The long-awaited trip to Austin is on, and I can feel the pressures of everyday life just dropping off already, and I haven’t even had my first Bloody Mary on the plane yet. I asked C yesterday at work if ordering a beer on a 6:20 a.m. flight would be inappropriate. I think it might be, even though my favorite Sunday morning breakfast is pancakes and beer.
We—wait a minute, what do you mean, “we”, white man?—forget in Boston that there’s a whole ‘nuther country out there. There’s 3,000 miles between Boston/New York and San Francisco, and most people on the East Coast don’t comprehend what’s out there. I grew up there. Long ago I stopped trying to explain it to my liberal friends in Boston. It’s like pissing in the wind.
We’re not in Kansas anymore—well, Boston, and it’s such a nice feeling. We just flew over the Mississipi River. I grew up in a river city, where the depth of the river was reported nightly on the news. It was a live thing, that people looked at and admired. There was commerce going up and down the river, barges filled with goal and fuel.

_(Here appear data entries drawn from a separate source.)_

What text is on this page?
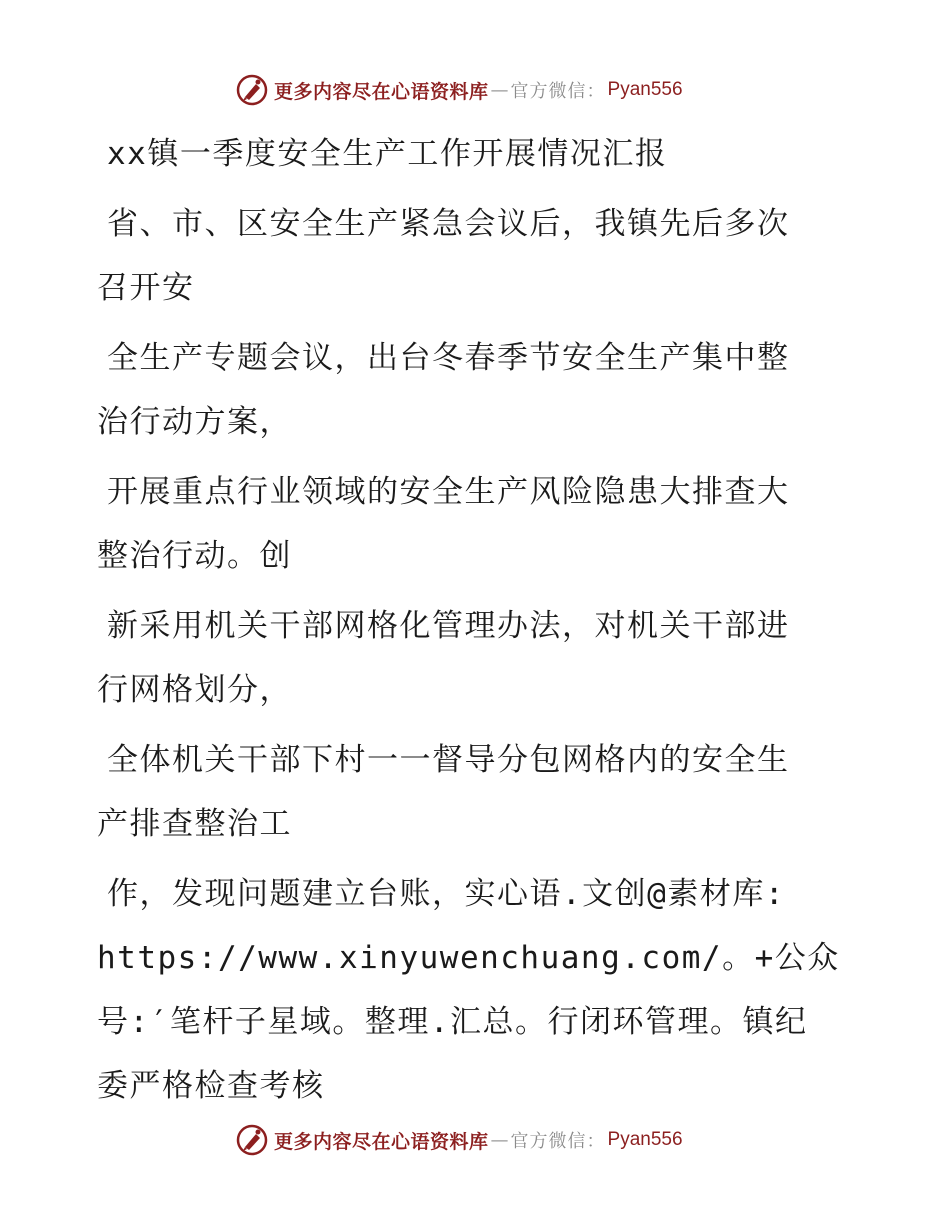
更多内容尽在心语资料库 — 官方微信： Pyan556
xx镇一季度安全生产工作开展情况汇报
省、市、区安全生产紧急会议后，我镇先后多次
召开安
全生产专题会议，出台冬春季节安全生产集中整
治行动方案，
开展重点行业领域的安全生产风险隐患大排查大
整治行动。创
新采用机关干部网格化管理办法，对机关干部进
行网格划分，
全体机关干部下村一一督导分包网格内的安全生
产排查整治工
作，发现问题建立台账，实心语.文创@素材库:
https://www.xinyuwenchuang.com/。+公众
号:′笔杆子星域。整理.汇总。行闭环管理。镇纪
委严格检查考核
更多内容尽在心语资料库 — 官方微信： Pyan556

A thoroughfare that preceded the Interstate system and airplanes and even the railroad, and it looks like it’s still working pretty well still. I saw two big barges churning up the water as we flew over. There’s squared-off farmland on the flood plain, of course. I say of course because that’s what I’d expect to see along a big river if there isn’t a city built there. Even with the Charles River flowing through the middle of the city, my friends back in Boston wouldn’t understand that.
I said in the Memphis airport during a layover, These are the people who scare the Espedrille’s off Europeans. Bubbas everywhere. Fireplug bodies with baseball caps pulled low over beady eyes, the brim rolled, and copious amounts of facial hair, mostly thick goatees. Ill-fitting blue jeans—relaxed fit, I guess is the best way to describe them, scuffing along in boots.
Reading the New York Times at 30,000 feet, the financial crisis is still so real. There’s no forgetting it. No putting your head in the sand. This crisis is so real and there’s a good chance that this country is over, I think. Really over.